The total number of genetic variants found during the diagnostic screening process
| Type | Hom | Het | Hemi | Het–het | Total |
|---|---|---|---|---|---|
| Raw calls | |||||
| SNVs | 46 405 | 90 981 | 338 | 82 | 137 806 |
| Indels | 2182 | 3653 | 12 | 22 | 5869 |
| Total | 48 587 | 94 634 | 350 | 104 | 143 675 |
| Clinically analysed | |||||
| SNVs | 166 | 4172 | 20 | 0 | 4358 |
| Indels | 27 | 150 | 7 | 0 | 184 |
| Total | 193 | 4322 | 27 | 0 | 4542 |
| Clinically reported | |||||
| SNVs | 58 | 252 | 9 | 0 | 319 |
| Indels | 31 | 48 | 4 | 0 | 83 |
| Total | 89 | 300 | 13 | 0 | 402 |
The zygosity of raw calls and clinically analysed variants is estimated from the sequencing read pileups of next-generation sequencing (NGS) data.
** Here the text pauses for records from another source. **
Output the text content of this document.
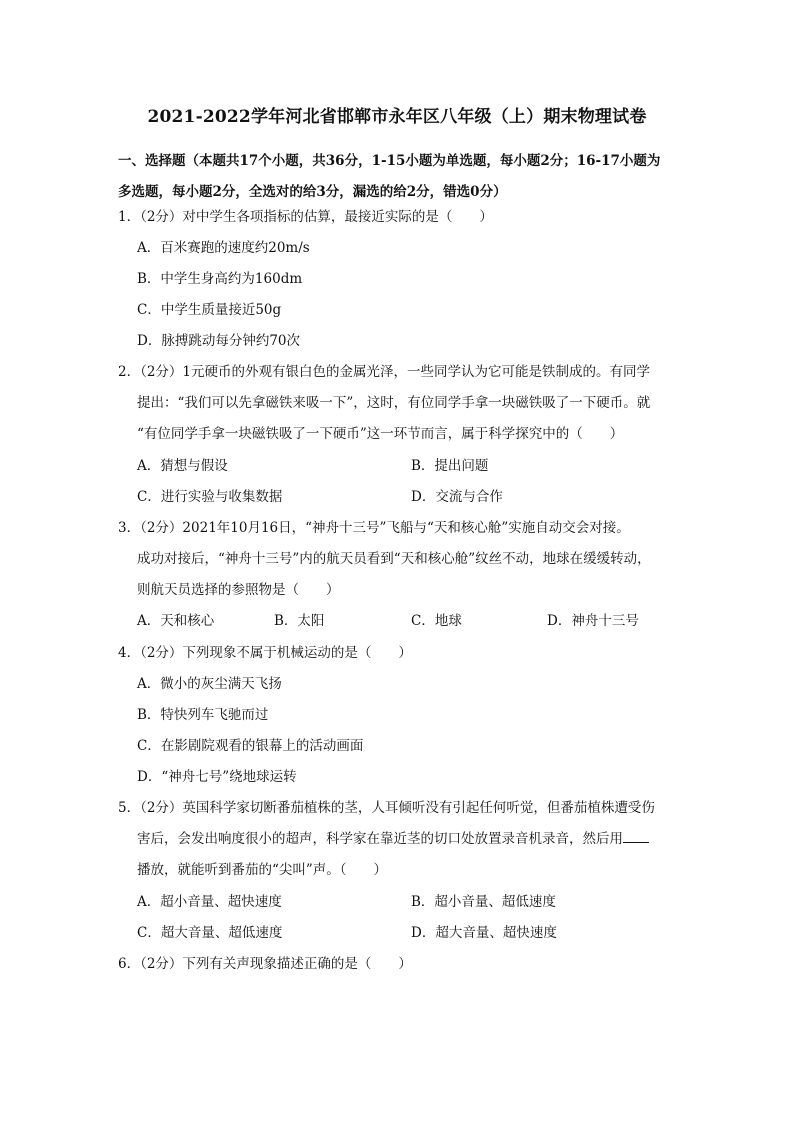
2021-2022学年河北省邯郸市永年区八年级（上）期末物理试卷
一、选择题（本题共17个小题，共36分，1-15小题为单选题，每小题2分；16-17小题为 多选题，每小题2分，全选对的给3分，漏选的给2分，错选0分）
1．（2分）对中学生各项指标的估算，最接近实际的是（　　）
A．百米赛跑的速度约20m/s
B．中学生身高约为160dm
C．中学生质量接近50g
D．脉搏跳动每分钟约70次
2．（2分）1元硬币的外观有银白色的金属光泽，一些同学认为它可能是铁制成的。有同学
提出：“我们可以先拿磁铁来吸一下”，这时，有位同学手拿一块磁铁吸了一下硬币。就
“有位同学手拿一块磁铁吸了一下硬币”这一环节而言，属于科学探究中的（　　）
A．猜想与假设	B．提出问题
C．进行实验与收集数据	D．交流与合作
3．（2分）2021年10月16日，“神舟十三号”飞船与“天和核心舱”实施自动交会对接。
成功对接后，“神舟十三号”内的航天员看到“天和核心舱”纹丝不动，地球在缓缓转动，
则航天员选择的参照物是（　　）
A．天和核心	B．太阳	C．地球	D．神舟十三号
4．（2分）下列现象不属于机械运动的是（　　）
A．微小的灰尘满天飞扬
B．特快列车飞驰而过
C．在影剧院观看的银幕上的活动画面
D．“神舟七号”绕地球运转
5．（2分）英国科学家切断番茄植株的茎，人耳倾听没有引起任何听觉，但番茄植株遭受伤
害后，会发出响度很小的超声，科学家在靠近茎的切口处放置录音机录音，然后用
播放，就能听到番茄的“尖叫”声。（　　）
A．超小音量、超快速度	B．超小音量、超低速度
C．超大音量、超低速度	D．超大音量、超快速度
6．（2分）下列有关声现象描述正确的是（　　）
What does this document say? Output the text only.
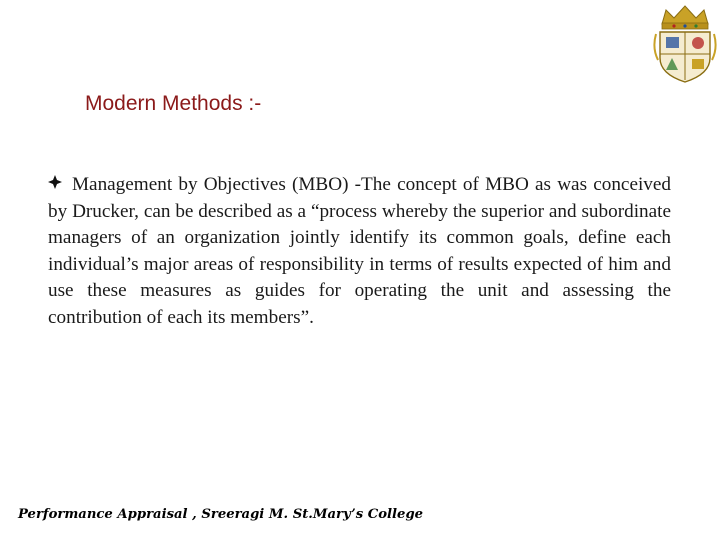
Modern Methods :-
Management by Objectives (MBO) -The concept of MBO as was conceived by Drucker, can be described as a “process whereby the superior and subordinate managers of an organization jointly identify its common goals, define each individual’s major areas of responsibility in terms of results expected of him and use these measures as guides for operating the unit and assessing the contribution of each its members”.
Performance Appraisal , Sreeragi M. St.Mary’s College
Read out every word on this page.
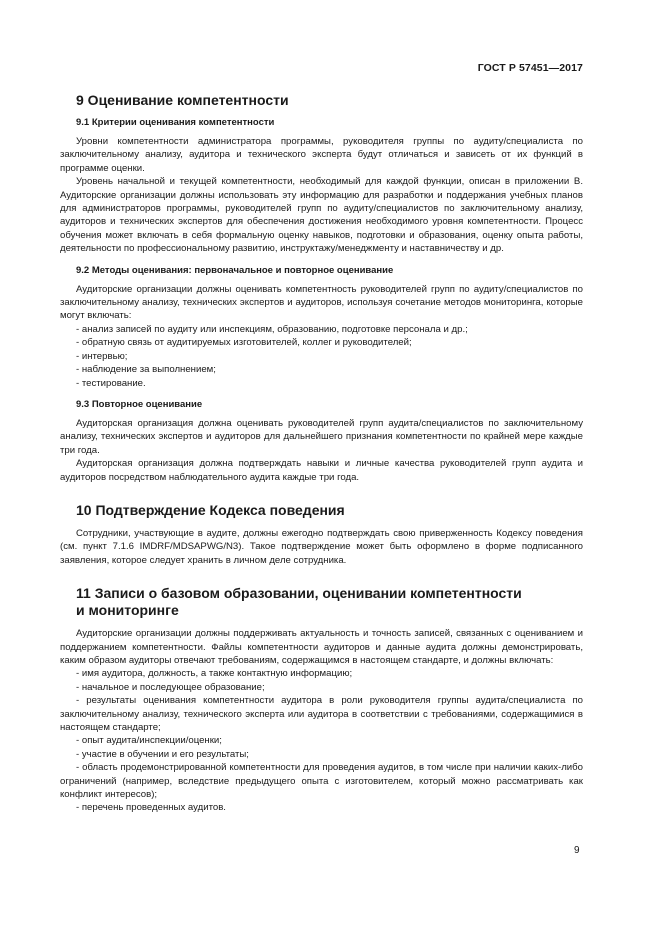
ГОСТ Р 57451—2017
9 Оценивание компетентности
9.1 Критерии оценивания компетентности

Уровни компетентности администратора программы, руководителя группы по аудиту/специалиста по заключительному анализу, аудитора и технического эксперта будут отличаться и зависеть от их функций в программе оценки.

Уровень начальной и текущей компетентности, необходимый для каждой функции, описан в приложении В. Аудиторские организации должны использовать эту информацию для разработки и поддержания учебных планов для администраторов программы, руководителей групп по аудиту/специалистов по заключительному анализу, аудиторов и технических экспертов для обеспечения достижения необходимого уровня компетентности. Процесс обучения может включать в себя формальную оценку навыков, подготовки и образования, оценку опыта работы, деятельности по профессиональному развитию, инструктажу/менеджменту и наставничеству и др.

9.2 Методы оценивания: первоначальное и повторное оценивание

Аудиторские организации должны оценивать компетентность руководителей групп по аудиту/специалистов по заключительному анализу, технических экспертов и аудиторов, используя сочетание методов мониторинга, которые могут включать:

- анализ записей по аудиту или инспекциям, образованию, подготовке персонала и др.;
- обратную связь от аудитируемых изготовителей, коллег и руководителей;
- интервью;
- наблюдение за выполнением;
- тестирование.
9.3 Повторное оценивание

Аудиторская организация должна оценивать руководителей групп аудита/специалистов по заключительному анализу, технических экспертов и аудиторов для дальнейшего признания компетентности по крайней мере каждые три года.

Аудиторская организация должна подтверждать навыки и личные качества руководителей групп аудита и аудиторов посредством наблюдательного аудита каждые три года.

10 Подтверждение Кодекса поведения

Сотрудники, участвующие в аудите, должны ежегодно подтверждать свою приверженность Кодексу поведения (см. пункт 7.1.6 IMDRF/MDSAPWG/N3). Такое подтверждение может быть оформлено в форме подписанного заявления, которое следует хранить в личном деле сотрудника.

11 Записи о базовом образовании, оценивании компетентности
и мониторинге

Аудиторские организации должны поддерживать актуальность и точность записей, связанных с оцениванием и поддержанием компетентности. Файлы компетентности аудиторов и данные аудита должны демонстрировать, каким образом аудиторы отвечают требованиям, содержащимся в настоящем стандарте, и должны включать:

- имя аудитора, должность, а также контактную информацию;
- начальное и последующее образование;
- результаты оценивания компетентности аудитора в роли руководителя группы аудита/специалиста по заключительному анализу, технического эксперта или аудитора в соответствии с требованиями, содержащимися в настоящем стандарте;
- опыт аудита/инспекции/оценки;
- участие в обучении и его результаты;
- область продемонстрированной компетентности для проведения аудитов, в том числе при наличии каких-либо ограничений (например, вследствие предыдущего опыта с изготовителем, который можно рассматривать как конфликт интересов);
- перечень проведенных аудитов.
9
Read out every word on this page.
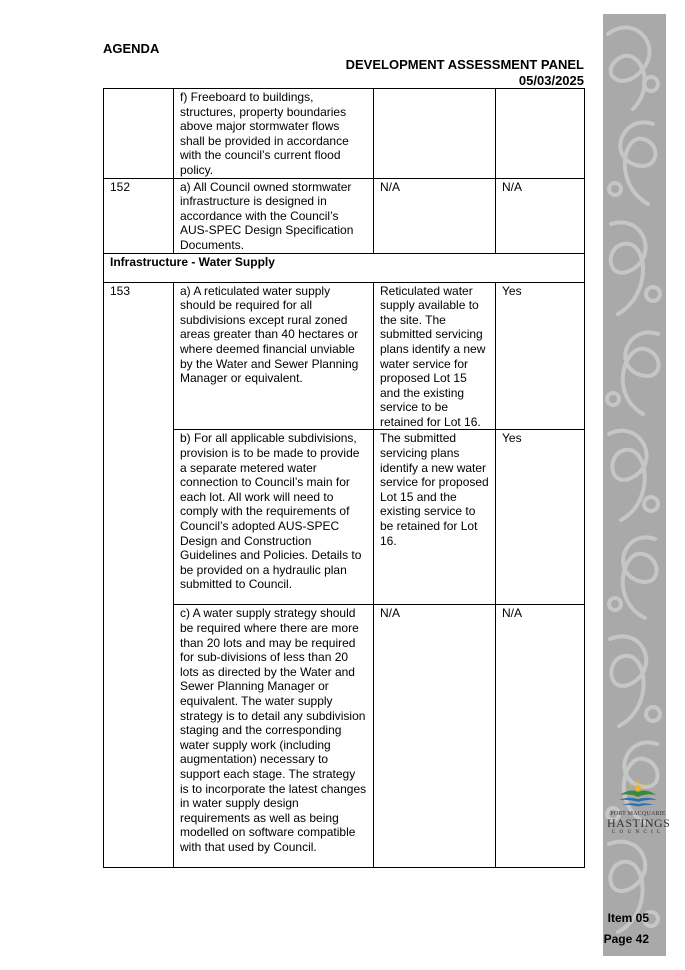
AGENDA
DEVELOPMENT ASSESSMENT PANEL
05/03/2025
	f) Freeboard to buildings, structures, property boundaries above major stormwater flows shall be provided in accordance with the council’s current flood policy.		
152	a) All Council owned stormwater infrastructure is designed in accordance with the Council’s AUS-SPEC Design Specification Documents.	N/A	N/A
Infrastructure - Water Supply			
153	a) A reticulated water supply should be required for all subdivisions except rural zoned areas greater than 40 hectares or where deemed financial unviable by the Water and Sewer Planning Manager or equivalent.	Reticulated water supply available to the site. The submitted servicing plans identify a new water service for proposed Lot 15 and the existing service to be retained for Lot 16.	Yes
	b) For all applicable subdivisions, provision is to be made to provide a separate metered water connection to Council’s main for each lot. All work will need to comply with the requirements of Council’s adopted AUS-SPEC Design and Construction Guidelines and Policies. Details to be provided on a hydraulic plan submitted to Council.	The submitted servicing plans identify a new water service for proposed Lot 15 and the existing service to be retained for Lot 16.	Yes
	c) A water supply strategy should be required where there are more than 20 lots and may be required for sub-divisions of less than 20 lots as directed by the Water and Sewer Planning Manager or equivalent. The water supply strategy is to detail any subdivision staging and the corresponding water supply work (including augmentation) necessary to support each stage. The strategy is to incorporate the latest changes in water supply design requirements as well as being modelled on software compatible with that used by Council.	N/A	N/A
PORT MACQUARIE
HASTINGS
COUNCIL
Item 05
Page 42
The zygosity of clinically reported variants is confirmed through an alternative technique. hom, homozygous variants; het, heterozygous variants, hemi, hemizygous variants found on chrX in males; het–het, variants with two unique alternative alleles differing from the reference allele (hg19).